4) Go to the Windows Store and install the Ubuntu distribution.
Then, in Docker Desktop, go to the “Settings → Resources → WSL Integration” menu and check the Ubuntu box.
5) Create an “mvt-scan” folder on a volume that has sufficient storage space. In our case, we took a 128 GB USB stick, which mounted on drive E. Open a PowerShell command window and run the following commands:
- CD [chemin de votre dossier mvt-scan]
- mkdir iocs
- mkdir results
- cd iocs
- wget https://raw.githubusercontent.com/AmnestyTech/investigations/master/2021-07-18_nso/pegasus.stix2 -O pegasus.stix2
You have just created the “iocs” and “results” files, and downloaded the indications of compromise identified by the AISL researchers.
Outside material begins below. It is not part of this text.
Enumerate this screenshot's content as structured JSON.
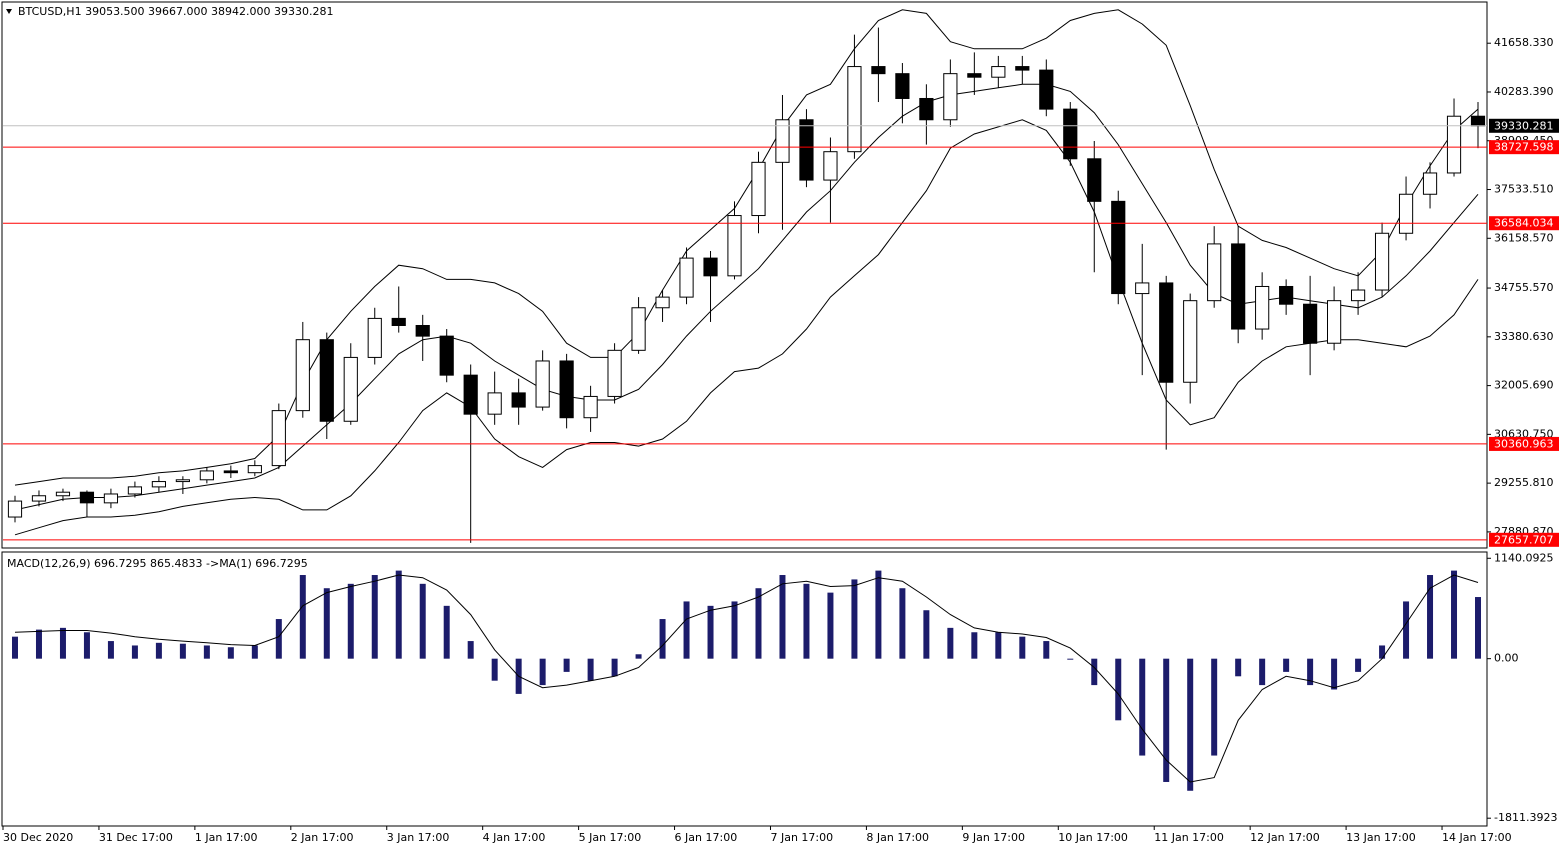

Analysis of an iPhone or iPad
1) Make an unencrypted backup of your device using iTunes software and copy the directory of this backup to your “mvt-scan” folder. This directory should be in C: Users [votre nom d’utilisateur] Apple MobileSync Backup. Its name is characterized by a series of numbers and letters. This operation may take some time.
2) Open a PowerShell window and type the command:
- wsl -d Ubuntu
If your mvt-scan folder is on an external storage medium, it will first need to be “mounted” in Ubuntu so that its contents can appear in the file system. In our case, this gives:
- sudo mkdir / mnt / e
- sudo mount -t drvfs e: / mnt / e
3) Then you have to launch the MVT analysis in the Docker environment. To do this, type the following commands:
- docker run -v [chemin du repertoire mvt-scan]: / home / cases / mvt-scan -it mvt
- mvt-ios check-backup –iocs ./mvt-scan/iocs/pegasus.stix2 –output ./mvt-scan/results/ ./mvt-scan/[nom du répertoire de sauvegarde iOS]
If the “mvt-scan” directory is on the local disk, all you have to do is indicate the Windows path, but replacing the backslashes with slashes. For example: “~ Desktop / mvt-scan”. If it is on an external disk, it will be necessary to use the access created above, in this case “/ mnt / e / mvt-scan”.
4) The results of the analysis are stored in the “results” folder as JSON files. If you find a file there whose name includes the word “detected”, then you have been infected with Pegasus. It is recommended that you then contact Amnesty International.